Cherichetti, who also runs a private Wilton-based business called Cherichetti Horticulture, LLC, said that there are some steps that can be taken to diminish their numbers, especially as fall unfolds and the insects begin laying eggs.
“Some people say, ‘Well, kill all the ones you see,’ (but) pretty soon you’re gonna be overwhelmed,” he said.
Instead, disturbing the creature’s egg masses can go a long way to lowering numbers.
“The egg masses look like little patches of cement, maybe 2.5 inches long, .75-inches wide, on the bark of trees … They’re kind of armored on there,” he said, generally appearing late in the fall and into winter, though possibly sooner.
“They’ll start laying at the end of the month and then right through November,” he said.
While some authorities will advocate disposing of the egg patches in bags of alcohol or hand sanitizer, Cherichetti said that just by disturbing the egg patches, other insects and creatures will then intercede and dine on the exposed eggs, thus reducing new births.
“There are treatments an arborist can do to protect plantings and to reduce the conflict from the honeydew or the insects themselves,” he said, including systemic insecticide sprays to taint the tree’s sap, which is then passed on to the insects eating it, or otherwise regular insecticide to directly impact the lanternflies.
Ironically, spotted lanterflies are particularly drawn to an invasive species of tree known as the Tree of Heaven, or ailanthus, which will be very familiar for its proliferation around empty lots, construction sites and by roadsides, as it can grow in almost any soil or condition.

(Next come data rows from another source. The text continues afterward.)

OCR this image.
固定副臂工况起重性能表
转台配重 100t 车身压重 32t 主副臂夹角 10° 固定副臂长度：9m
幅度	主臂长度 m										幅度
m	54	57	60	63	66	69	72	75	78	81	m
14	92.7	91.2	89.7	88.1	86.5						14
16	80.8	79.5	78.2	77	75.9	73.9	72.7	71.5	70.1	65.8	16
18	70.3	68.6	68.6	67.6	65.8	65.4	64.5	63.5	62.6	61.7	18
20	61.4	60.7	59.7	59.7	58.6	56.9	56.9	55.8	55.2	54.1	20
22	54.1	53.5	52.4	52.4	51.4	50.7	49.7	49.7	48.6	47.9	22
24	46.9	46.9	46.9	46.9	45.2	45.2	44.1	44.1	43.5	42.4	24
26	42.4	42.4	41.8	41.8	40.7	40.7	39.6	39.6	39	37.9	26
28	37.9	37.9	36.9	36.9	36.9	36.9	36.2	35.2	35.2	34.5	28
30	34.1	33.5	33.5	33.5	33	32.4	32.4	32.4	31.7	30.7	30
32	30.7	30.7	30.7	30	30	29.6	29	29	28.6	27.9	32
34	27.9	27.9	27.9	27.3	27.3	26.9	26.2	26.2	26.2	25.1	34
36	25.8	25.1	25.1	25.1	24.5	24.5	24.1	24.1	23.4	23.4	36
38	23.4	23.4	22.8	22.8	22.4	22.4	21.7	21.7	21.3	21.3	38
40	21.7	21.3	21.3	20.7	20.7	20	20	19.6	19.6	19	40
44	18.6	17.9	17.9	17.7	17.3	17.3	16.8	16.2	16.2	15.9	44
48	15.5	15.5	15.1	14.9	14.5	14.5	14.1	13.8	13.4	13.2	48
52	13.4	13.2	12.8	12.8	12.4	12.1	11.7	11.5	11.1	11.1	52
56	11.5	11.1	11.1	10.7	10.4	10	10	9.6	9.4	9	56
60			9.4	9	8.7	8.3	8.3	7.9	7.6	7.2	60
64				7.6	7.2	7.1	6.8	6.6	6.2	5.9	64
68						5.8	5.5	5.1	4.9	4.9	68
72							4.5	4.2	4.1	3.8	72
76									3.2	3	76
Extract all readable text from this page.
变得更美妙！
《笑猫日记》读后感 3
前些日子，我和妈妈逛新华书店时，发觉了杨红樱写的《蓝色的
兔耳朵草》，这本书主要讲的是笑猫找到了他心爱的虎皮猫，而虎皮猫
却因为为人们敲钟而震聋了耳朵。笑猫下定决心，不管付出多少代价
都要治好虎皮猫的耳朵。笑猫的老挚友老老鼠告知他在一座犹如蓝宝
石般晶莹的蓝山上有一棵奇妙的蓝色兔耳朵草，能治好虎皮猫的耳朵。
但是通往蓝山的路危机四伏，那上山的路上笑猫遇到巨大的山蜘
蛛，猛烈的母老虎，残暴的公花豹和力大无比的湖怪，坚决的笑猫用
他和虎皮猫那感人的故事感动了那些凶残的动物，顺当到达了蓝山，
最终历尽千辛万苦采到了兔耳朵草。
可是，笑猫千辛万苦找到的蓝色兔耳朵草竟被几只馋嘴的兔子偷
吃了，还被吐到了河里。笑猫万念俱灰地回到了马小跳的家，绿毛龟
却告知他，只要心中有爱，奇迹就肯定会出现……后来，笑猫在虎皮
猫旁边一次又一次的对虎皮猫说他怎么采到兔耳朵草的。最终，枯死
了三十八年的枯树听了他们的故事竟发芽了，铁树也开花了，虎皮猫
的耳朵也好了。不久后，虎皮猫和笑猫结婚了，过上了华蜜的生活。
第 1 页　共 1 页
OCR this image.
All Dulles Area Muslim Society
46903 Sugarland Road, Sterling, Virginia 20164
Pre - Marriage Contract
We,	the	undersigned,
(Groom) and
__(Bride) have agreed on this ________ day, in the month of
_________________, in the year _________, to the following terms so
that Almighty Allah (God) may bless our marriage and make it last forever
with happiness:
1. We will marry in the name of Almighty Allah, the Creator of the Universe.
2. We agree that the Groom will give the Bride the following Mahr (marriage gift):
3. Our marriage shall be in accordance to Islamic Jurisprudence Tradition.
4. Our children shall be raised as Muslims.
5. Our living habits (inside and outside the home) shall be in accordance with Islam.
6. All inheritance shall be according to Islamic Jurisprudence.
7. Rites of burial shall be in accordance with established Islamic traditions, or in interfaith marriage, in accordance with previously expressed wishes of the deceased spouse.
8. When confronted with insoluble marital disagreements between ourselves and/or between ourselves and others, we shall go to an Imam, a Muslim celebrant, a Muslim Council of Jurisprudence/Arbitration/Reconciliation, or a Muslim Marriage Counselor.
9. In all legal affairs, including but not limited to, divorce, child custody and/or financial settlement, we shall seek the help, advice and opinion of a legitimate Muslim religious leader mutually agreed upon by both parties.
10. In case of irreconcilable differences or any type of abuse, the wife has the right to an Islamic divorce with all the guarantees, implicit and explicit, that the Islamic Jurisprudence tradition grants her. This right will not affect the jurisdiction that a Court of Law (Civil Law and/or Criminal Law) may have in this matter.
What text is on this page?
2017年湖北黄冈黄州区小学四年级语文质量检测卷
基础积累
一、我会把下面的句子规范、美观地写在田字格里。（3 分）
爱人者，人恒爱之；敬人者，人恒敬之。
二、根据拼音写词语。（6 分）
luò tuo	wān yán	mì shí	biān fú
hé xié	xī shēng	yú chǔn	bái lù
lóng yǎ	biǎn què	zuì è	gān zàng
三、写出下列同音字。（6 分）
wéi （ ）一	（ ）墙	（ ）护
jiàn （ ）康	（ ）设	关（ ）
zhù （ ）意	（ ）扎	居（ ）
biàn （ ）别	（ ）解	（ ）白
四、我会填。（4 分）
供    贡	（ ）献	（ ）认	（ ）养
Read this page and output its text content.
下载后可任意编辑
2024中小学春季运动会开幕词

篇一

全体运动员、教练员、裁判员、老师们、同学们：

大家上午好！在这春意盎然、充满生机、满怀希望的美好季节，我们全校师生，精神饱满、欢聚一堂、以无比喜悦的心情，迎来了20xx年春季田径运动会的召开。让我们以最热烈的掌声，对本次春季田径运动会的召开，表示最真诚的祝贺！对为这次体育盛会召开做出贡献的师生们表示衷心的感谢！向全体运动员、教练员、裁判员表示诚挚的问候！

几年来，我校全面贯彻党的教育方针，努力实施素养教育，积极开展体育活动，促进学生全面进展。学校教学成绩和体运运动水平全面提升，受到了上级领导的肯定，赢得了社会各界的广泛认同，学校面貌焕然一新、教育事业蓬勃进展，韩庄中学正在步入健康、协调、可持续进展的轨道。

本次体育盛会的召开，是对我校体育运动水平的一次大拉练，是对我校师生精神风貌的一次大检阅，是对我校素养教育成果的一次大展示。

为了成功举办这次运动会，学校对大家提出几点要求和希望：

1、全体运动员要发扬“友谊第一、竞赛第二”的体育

“Tree of Heaven is bad because they can produce many more eggs and many more babies if they’re on a Tree of Heaven, so it is recommended that you remove a Tree of Heaven if it’s on your property,” Cherichetti said. “They thrive together.”
“[The Tree of Heaven] is not native,” he said. “It’s native to where the lanternflies are from, which is Asia.”
He said that it’s a very rapidly growing tree, quick to take over native habitats, and reaching heights of up to 50 feet.
“It’s also a very weak tree, so if you let one get big, it also becomes a problem in that way,” he said.
Cherichetti said that the creatures also favor red maples, which are now often used to replace fallen ash and elm trees along roadsides.
“It’s certainly become a problem in our area, in Wilton,” he said of the lanternflies. “It’s showing up, really showing up, this year.”
“In Norwalk it was a bigger problem last year and now everybody knows,” he said.
Smith was somewhat sanguine about the infestation at this point.
“Most invasions follow a pattern,” she said. “Small populations at first, then a big wave cresting, then falling back to smaller populations.”
“We are in the wave right now,” she said. “Areas in Pennsylvania that were once heavily infested are now seeing fewer and fewer.
“It won’t go away, but it will ease,” she added.